ANKARA, June 29 (AFP) - The Turkish government was warned Monday of a potential catastrophe if it went ahead with plans for a nuclear power plant in the area hit by a lethal earthquake at the weekend.
Calls for abandoning or reviewing the project came from Turkish
doctors, engineers, and one of the scientists who granted the
license for the plant as well as the international environmental
organization Greenpeace.
In the next two months the government is expected to announce
the results of international bidding for a plant to be built in
Akkuyu in the Mersin area, around 100 kilometers (60 miles) west of
the quake-hit region of Adana.
A new toll on Monday said that 116 people were killed and 1,500
injured in the quake, which measured a strong 6.3 on the open-ended
Richter scale and shook not only Adana province but neighboring
areas including Mersin.
It was also felt in Cyprus.
"Today it is definitely known that the Ecemis fault line runs 25
kilometers (15 miles) from the location of the Akkuyu plant," said
Kamer Gulbeyaz, who heads an association of engineers in Mersin.
"The risks of a radioactive leak would be high in the event of a quake, even of minimal magnitude.
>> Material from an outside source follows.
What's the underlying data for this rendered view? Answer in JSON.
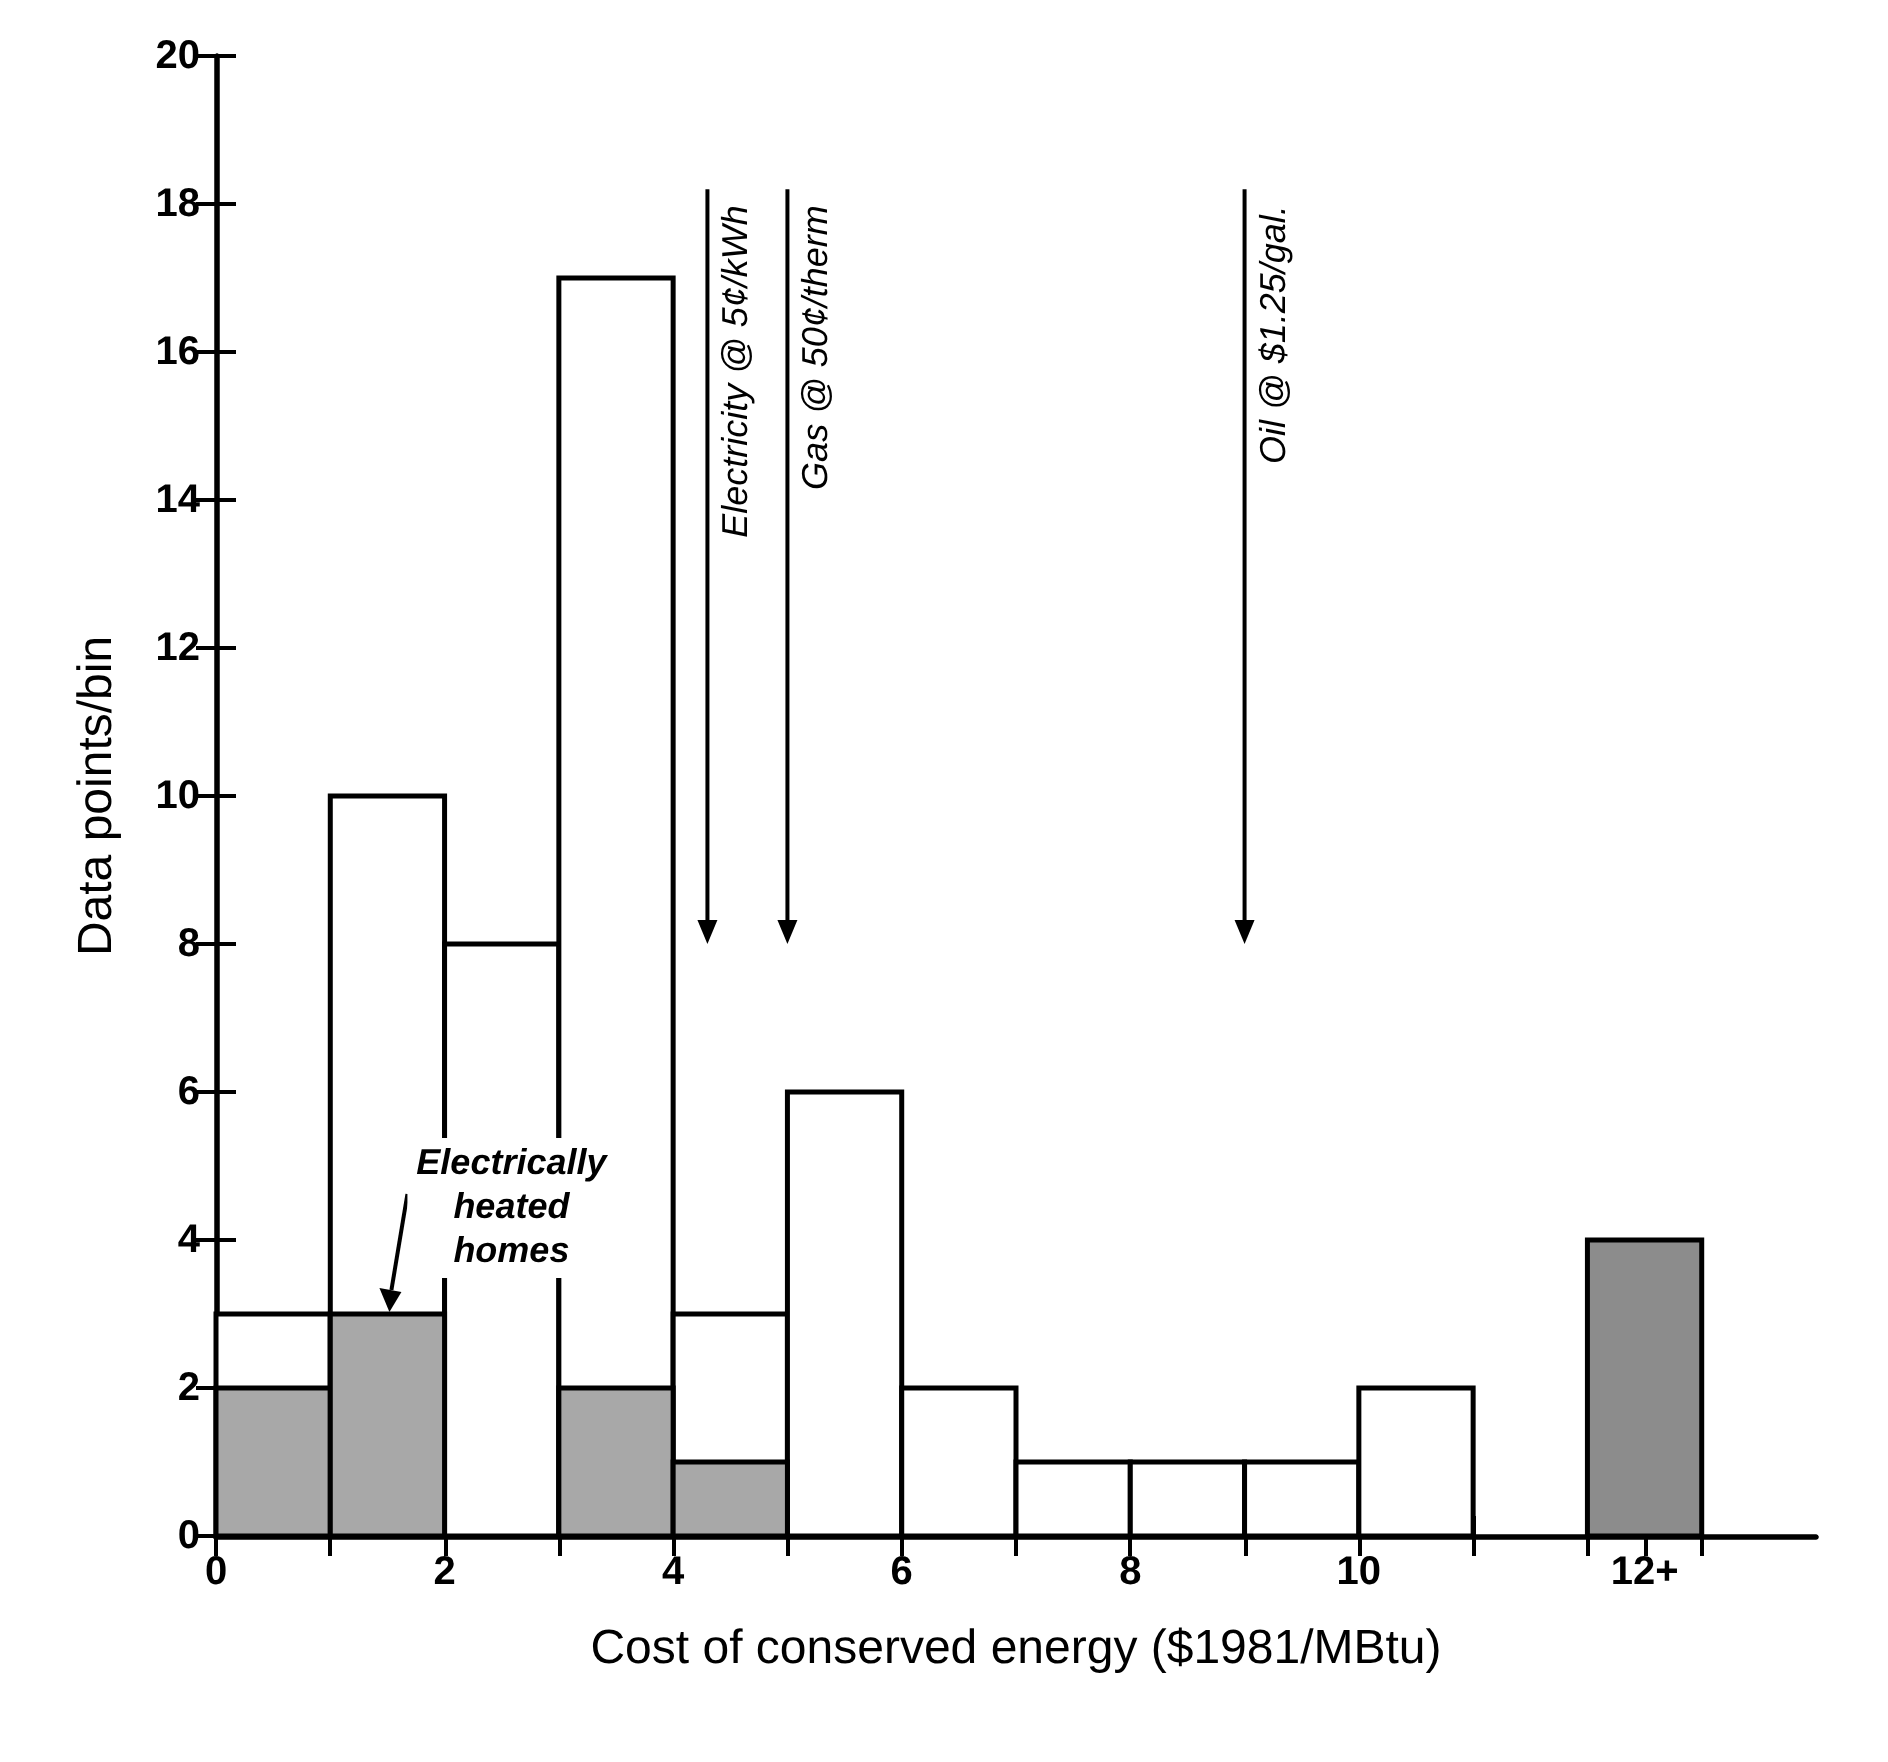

If we want to avoid a total nuclear catastrophe, we must abandon the project," he warned.
Melda Keskin, spokeswoman for the Turkish branch of the Greenpeace environmental organization, told AFP that "the earthquake confirms the danger we have been warning of for years."
The site was licensed for the plant by the Turkish authorities as early as 1976, Keskin said. "The fault line was only discovered years later and thus not taken into account for the license."
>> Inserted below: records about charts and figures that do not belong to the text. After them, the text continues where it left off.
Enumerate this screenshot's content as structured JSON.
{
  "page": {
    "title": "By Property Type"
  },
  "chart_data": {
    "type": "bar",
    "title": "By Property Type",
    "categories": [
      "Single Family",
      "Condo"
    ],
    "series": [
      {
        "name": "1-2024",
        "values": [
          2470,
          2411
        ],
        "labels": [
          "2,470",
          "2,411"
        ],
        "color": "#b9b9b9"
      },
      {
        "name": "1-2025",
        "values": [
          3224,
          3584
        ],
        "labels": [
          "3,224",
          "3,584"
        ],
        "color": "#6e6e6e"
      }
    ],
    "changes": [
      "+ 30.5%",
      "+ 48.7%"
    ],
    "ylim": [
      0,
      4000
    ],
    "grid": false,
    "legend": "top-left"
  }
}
Reports prepared in the 1970s considered Mersin among the safest
seismic areas in Turkey, but studies carried out in 1991 stressed
that the Ecemis fault line, around 20 kilometers east of the plant
site, is active.
Professor Tolga Yarman, one of the three scientists who had granted the license for the plant, called for a review.
"In light of recent scientific data, we must check again if the
location for the future plant is safe or not. If necessary, we must
reconsider the decision to build it," he added.
Leziz Onaran, chairman of the Turkish association of doctors for
peace and the environment, said: "This warning from nature must be
taken seriously."
In February, Ulrich Fischer, the president of the Franco-German
consortium Nuclear Power International (NPI), one of the three
groups bidding for the project, said he would live in the area of
the plant.
"I am ready to build the home where I will spend my retirement right near the Akkuyu nuclear plant," he said. "The Turkish authorities told us the region is safe for building the plant."